Dalam bisnis import, seorang importir dituntut untuk bisa selalu memiliki produk terupdate dengan modal sekecil-kecilnya. Hal ini diperlukan agar bisnis import mereka senantiasa memiliki pasar yang bagus dan punya nilai lebih di mata konsumennya. Dengan potensi keuntungan yang sangat menggiurkan, tentu akan sangat menarik jika seorang importir bisa menarik banyak konsumen ke tokonya.

Walaupun punya prospek keuntungan yang menarik, sayangnya banyak importir yang melakukan salah langkah dalam menjalankan bisnisnya. Akibatnya, bukannya dapat cuan berlimpah, malah kerugian yang didapat. Bukan hanya soal uang, tetapi juga kerugian waktu yang bisa diterima.

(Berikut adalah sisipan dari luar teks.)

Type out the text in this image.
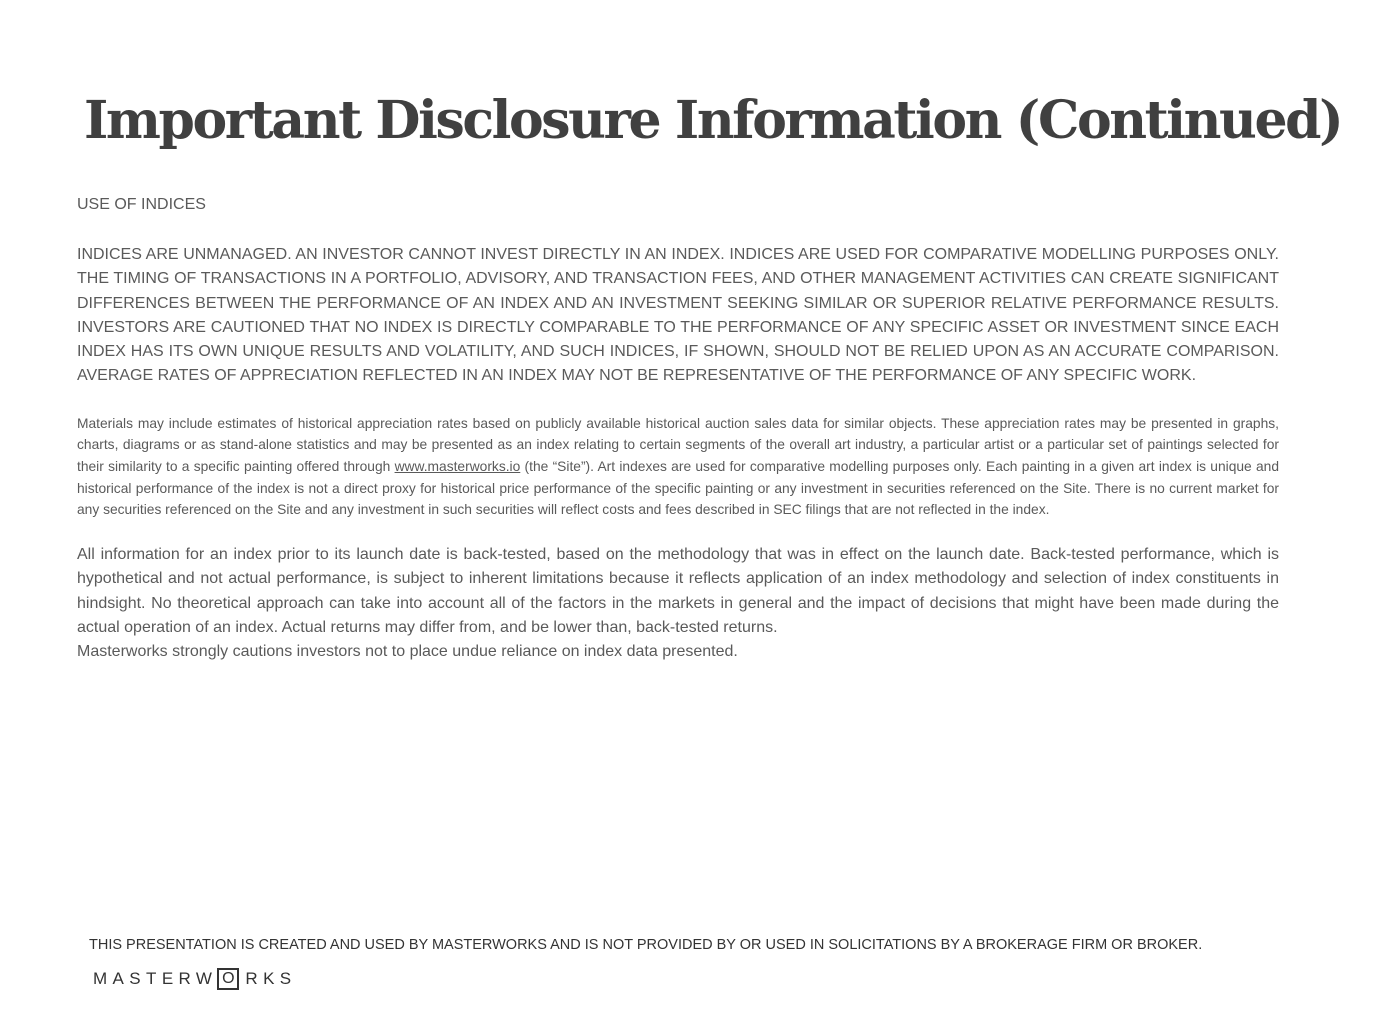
Important Disclosure Information (Continued)
USE OF INDICES

INDICES ARE UNMANAGED. AN INVESTOR CANNOT INVEST DIRECTLY IN AN INDEX. INDICES ARE USED FOR COMPARATIVE MODELLING PURPOSES ONLY. THE TIMING OF TRANSACTIONS IN A PORTFOLIO, ADVISORY, AND TRANSACTION FEES, AND OTHER MANAGEMENT ACTIVITIES CAN CREATE SIGNIFICANT DIFFERENCES BETWEEN THE PERFORMANCE OF AN INDEX AND AN INVESTMENT SEEKING SIMILAR OR SUPERIOR RELATIVE PERFORMANCE RESULTS. INVESTORS ARE CAUTIONED THAT NO INDEX IS DIRECTLY COMPARABLE TO THE PERFORMANCE OF ANY SPECIFIC ASSET OR INVESTMENT SINCE EACH INDEX HAS ITS OWN UNIQUE RESULTS AND VOLATILITY, AND SUCH INDICES, IF SHOWN, SHOULD NOT BE RELIED UPON AS AN ACCURATE COMPARISON. AVERAGE RATES OF APPRECIATION REFLECTED IN AN INDEX MAY NOT BE REPRESENTATIVE OF THE PERFORMANCE OF ANY SPECIFIC WORK.

Materials may include estimates of historical appreciation rates based on publicly available historical auction sales data for similar objects. These appreciation rates may be presented in graphs, charts, diagrams or as stand-alone statistics and may be presented as an index relating to certain segments of the overall art industry, a particular artist or a particular set of paintings selected for their similarity to a specific painting offered through www.masterworks.io (the “Site”). Art indexes are used for comparative modelling purposes only. Each painting in a given art index is unique and historical performance of the index is not a direct proxy for historical price performance of the specific painting or any investment in securities referenced on the Site. There is no current market for any securities referenced on the Site and any investment in such securities will reflect costs and fees described in SEC filings that are not reflected in the index.

All information for an index prior to its launch date is back-tested, based on the methodology that was in effect on the launch date. Back-tested performance, which is hypothetical and not actual performance, is subject to inherent limitations because it reflects application of an index methodology and selection of index constituents in hindsight. No theoretical approach can take into account all of the factors in the markets in general and the impact of decisions that might have been made during the actual operation of an index. Actual returns may differ from, and be lower than, back-tested returns.

Masterworks strongly cautions investors not to place undue reliance on index data presented.

THIS PRESENTATION IS CREATED AND USED BY MASTERWORKS AND IS NOT PROVIDED BY OR USED IN SOLICITATIONS BY A BROKERAGE FIRM OR BROKER.
MASTERW O RKS
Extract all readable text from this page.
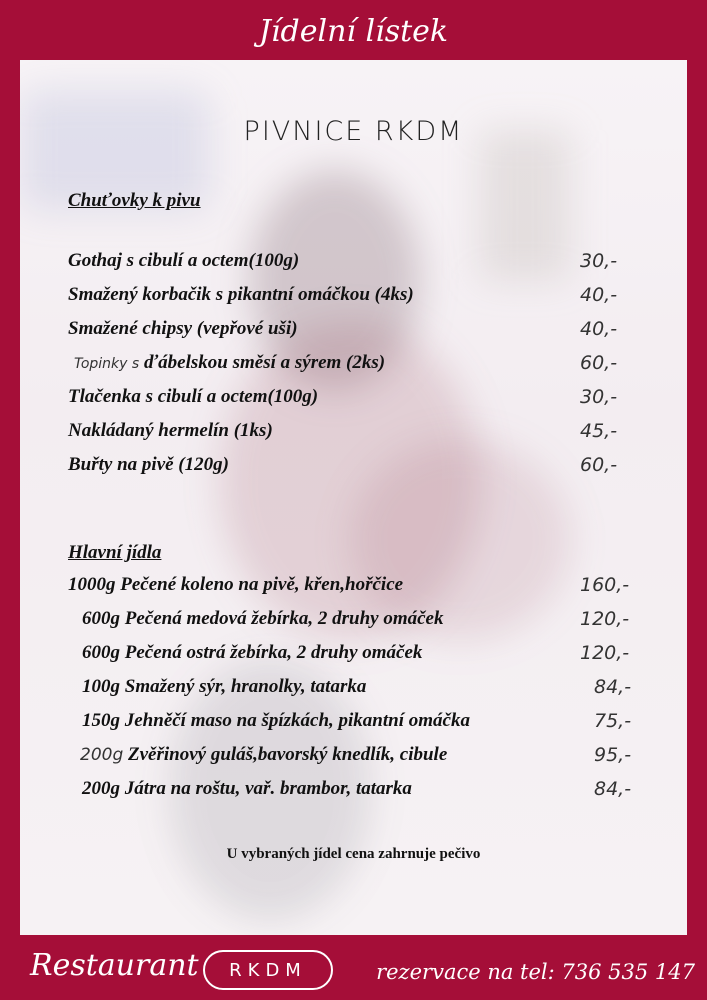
Jídelní lístek
PIVNICE RKDM
Chuťovky k pivu
Gothaj s cibulí a octem(100g)	30,-
Smažený korbačik s pikantní omáčkou (4ks)	40,-
Smažené chipsy (vepřové uši)	40,-
Topinky s ďábelskou směsí a sýrem (2ks)	60,-
Tlačenka s cibulí a octem(100g)	30,-
Nakládaný hermelín (1ks)	45,-
Buřty na pivě (120g)	60,-
Hlavní jídla
1000g Pečené koleno na pivě, křen,hořčice	160,-
600g Pečená medová žebírka, 2 druhy omáček	120,-
600g Pečená ostrá žebírka, 2 druhy omáček	120,-
100g Smažený sýr, hranolky, tatarka	84,-
150g Jehněčí maso na špízkách, pikantní omáčka	75,-
200g Zvěřinový guláš,bavorský knedlík, cibule	95,-
200g Játra na roštu, vař. brambor, tatarka	84,-
U vybraných jídel cena zahrnuje pečivo
Restaurant	RKDM	rezervace na tel: 736 535 147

Agar Anda tidak melakukan kesalahan yang sama, berikut ini Wilopo Cargo berikan daftar kesalahan umum yang sebaiknya dihindari importir dalam menjalankan bisnis import barang dari China.

Kesalahan Importir

1. Terlalu Terfokus Pada Supplier dengan Harga Termurah

Bisa mendapat supplier dengan harga yang sangat murah memang menyenangkan. Sayangnya, harga murah belum tentu menjamin kualitas. Hal ini yang kadang tidak bergitu dipedulikan oleh para importir bahkan pebisnis lain pada umumnya. Mereka sering hanya terfokus pada keuntungan sebesar-besarnya tanpa memperhatikan kualitas barang yang didatangkan.

Di satu sisi, hanya fokus pada harga termurah bisa disebut sebagai berjudi dengan nama baik bisnis import Anda. Jika beruntung mendapat barang murah berkualitas baik, maka nama baik bisnis akan terjaga. Tapi jika yang terjadi adalah sebaliknya, nama bisnis Anda tentu akan jadi taruhannya.

Sebagai pebisnis import, tentu Anda tidak mau ingin dicap sebagai penjual barang berkualitas rendah. Ingat, konsumen makin hari semakin sadar kalau harga barang tidak menjamin kualitas. Mereka cenderung mencari harga yang lebih masuk akal dengan berharap bisa mendapat kualitas baik dengan pelayanan yang prima.

2. Hanya Mengejar Trend yang Cepat Hilang

Beberapa tahun lalu, ada sebuah trend yang tiba-tiba muncul di Indonesia. Yaitu ramainya pembelian fidget spinner yang sudah bagaikan kacang goreng. Mulai dari anak-anak sampai orang tua seakan terhipnotis dengan mainan simple yang konon katanya bisa menghilangkan stres ini.

Namun, apa fenomena itu bertahan sampai sekarang? Sama sekali tidak. Trend itu hanya terjadi selama beberapa bulan dan setelah itu menghilang begitu saja. Ketika trend itu hilang, ada begitu banyak importir yang mengalami rugi karena telat mengambil momentum ataupun gagal mendapat pasar karena ketatnya persaingan.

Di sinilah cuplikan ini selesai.